Of course, this may depend on your political affiliation or which cable news channel you watch. In the case of one Fox News host, it more depends on which athletes are doing the talking.
In 2018, after LeBron James and other NBA stars spoke out about police brutality against Blacks, Fox News host Laura Ingraham said, "It's always unwise to seek political advice from someone who gets paid $100 million a year to bounce a ball. Oh, and LeBron (James) and Kevin (Durant), you're great players but no one voted for you. Millions elected Trump to be their coach. So keep the political commentary to yourself, or as someone once said, shut up and dribble."
But last year, after Drew Brees was criticized for speaking in opposition to NFL players kneeling during the national anthem, Ingraham applauded the quarterback for his courage. "He is allowed to have his view about what kneeling and the flag means to him. I mean, he's a person. I mean this is beyond football. (Criticism of Brees) is totalitarian conduct. This is Stalinist."

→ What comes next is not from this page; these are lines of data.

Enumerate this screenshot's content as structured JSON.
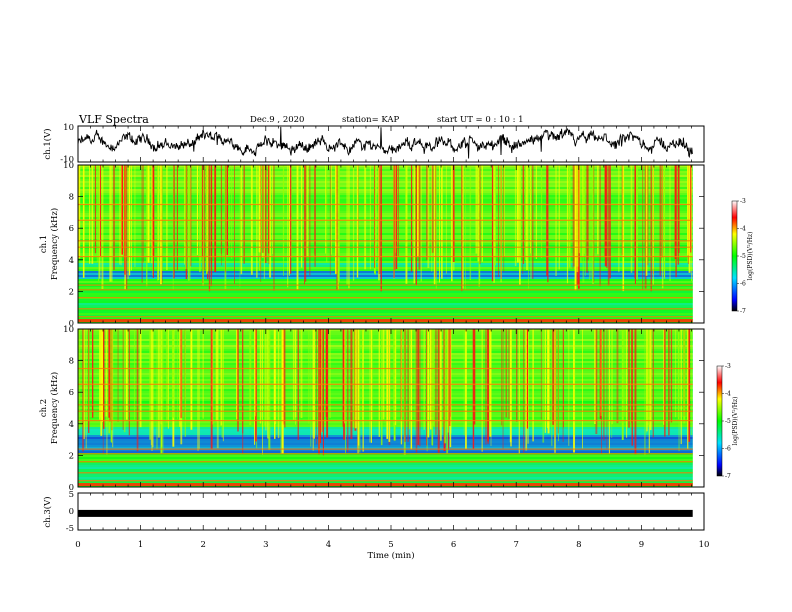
{
  "header": {
    "title": "VLF Spectra",
    "date": "Dec.9  , 2020",
    "station": "station= KAP",
    "start": "start  UT =   0  : 10 : 1"
  },
  "chart_data": [
    {
      "type": "line",
      "name": "ch1-waveform",
      "ylabel": "ch.1(V)",
      "ylim": [
        -10,
        10
      ],
      "yticks": [
        "10",
        "-10"
      ],
      "xlim": [
        0,
        10
      ],
      "x_end": 9.82
    },
    {
      "type": "heatmap",
      "name": "ch1-spectrogram",
      "ylabel_line1": "ch.1",
      "ylabel_line2": "Frequency  (kHz)",
      "ylim": [
        0,
        10
      ],
      "yticks": [
        "0",
        "2",
        "4",
        "6",
        "8",
        "10"
      ],
      "xlim": [
        0,
        10
      ],
      "x_end": 9.82,
      "colorbar": {
        "label": "log(PSD)(V²/Hz)",
        "range": [
          -7,
          -3
        ],
        "ticks": [
          "-3",
          "-4",
          "-5",
          "-6",
          "-7"
        ]
      }
    },
    {
      "type": "heatmap",
      "name": "ch2-spectrogram",
      "ylabel_line1": "ch.2",
      "ylabel_line2": "Frequency  (kHz)",
      "ylim": [
        0,
        10
      ],
      "yticks": [
        "0",
        "2",
        "4",
        "6",
        "8",
        "10"
      ],
      "xlim": [
        0,
        10
      ],
      "x_end": 9.82,
      "colorbar": {
        "label": "log(PSD)(V²/Hz)",
        "range": [
          -7,
          -3
        ],
        "ticks": [
          "-3",
          "-4",
          "-5",
          "-6",
          "-7"
        ]
      }
    },
    {
      "type": "line",
      "name": "ch3-waveform",
      "ylabel": "ch.3(V)",
      "ylim": [
        -5,
        5
      ],
      "yticks": [
        "5",
        "0",
        "-5"
      ],
      "xlim": [
        0,
        10
      ],
      "x_end": 9.82,
      "constant_value": -0.5
    }
  ],
  "xaxis": {
    "label": "Time  (min)",
    "ticks": [
      "0",
      "1",
      "2",
      "3",
      "4",
      "5",
      "6",
      "7",
      "8",
      "9",
      "10"
    ]
  }
}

If LeBron James and athletes and celebrities want to get involved in social and political issues, good for them. They're not going to dribble or shut up.
Supporting Biden and Kamala Harris last year: Oprah Winfrey, Justin Timberlake, Steph Curry, Beyonce, Lin-Manuel Miranda, The Rock, Jennifer Lopez, Miley Cyrus, Brad Pitt, Taylor Swift, Tom Hanks, Chris Paul, Leonardo DiCaprio, Jennifer Aniston, Jennifer Lawrence, Jennifer Lopez, Eva Longoria, Gregg Popovich, Magic Johnson, Mariah Carey, John Legend, Doc Rivers and more.
Supporting President Trump and Mike Pence: Kid Rock, Dennis Quaid, Brett Favre, Willie Robertson of Duck Dynasty, Gary Busey, Curt Schilling, Mike Ditka, Ted Nugent, Johnny Damon, Antonio Sabato Jr., Darryl Strawberry, Dana White, James Woods, Roseanne Barr, Mariano Rivera, Trace Adkins, Mary Hart, Rick Harrison of Pawn Stars, Herschel Walker, Jon Voight, Scott Baio, Lil Wayne and more.
Even veteran political leaders are waking up to reality. Senate Minority leader Mitch McConnell's initial response to business leaders condemning the Georgia election law: "my advice to the corporate CEOs of America is to stay out of politics. Don't pick sides in these big fights." He added that companies were acting like "woke alternative government, a vehicle for far-left mobs to hijack our country from outside the constitutional order."
But it's all right for corporations to contribute millions of dollars to political candidates and political action committees?
One day later, McConnell corrected himself: "They're certainly entitled to be involved in politics." Feel free to dribble your money my way.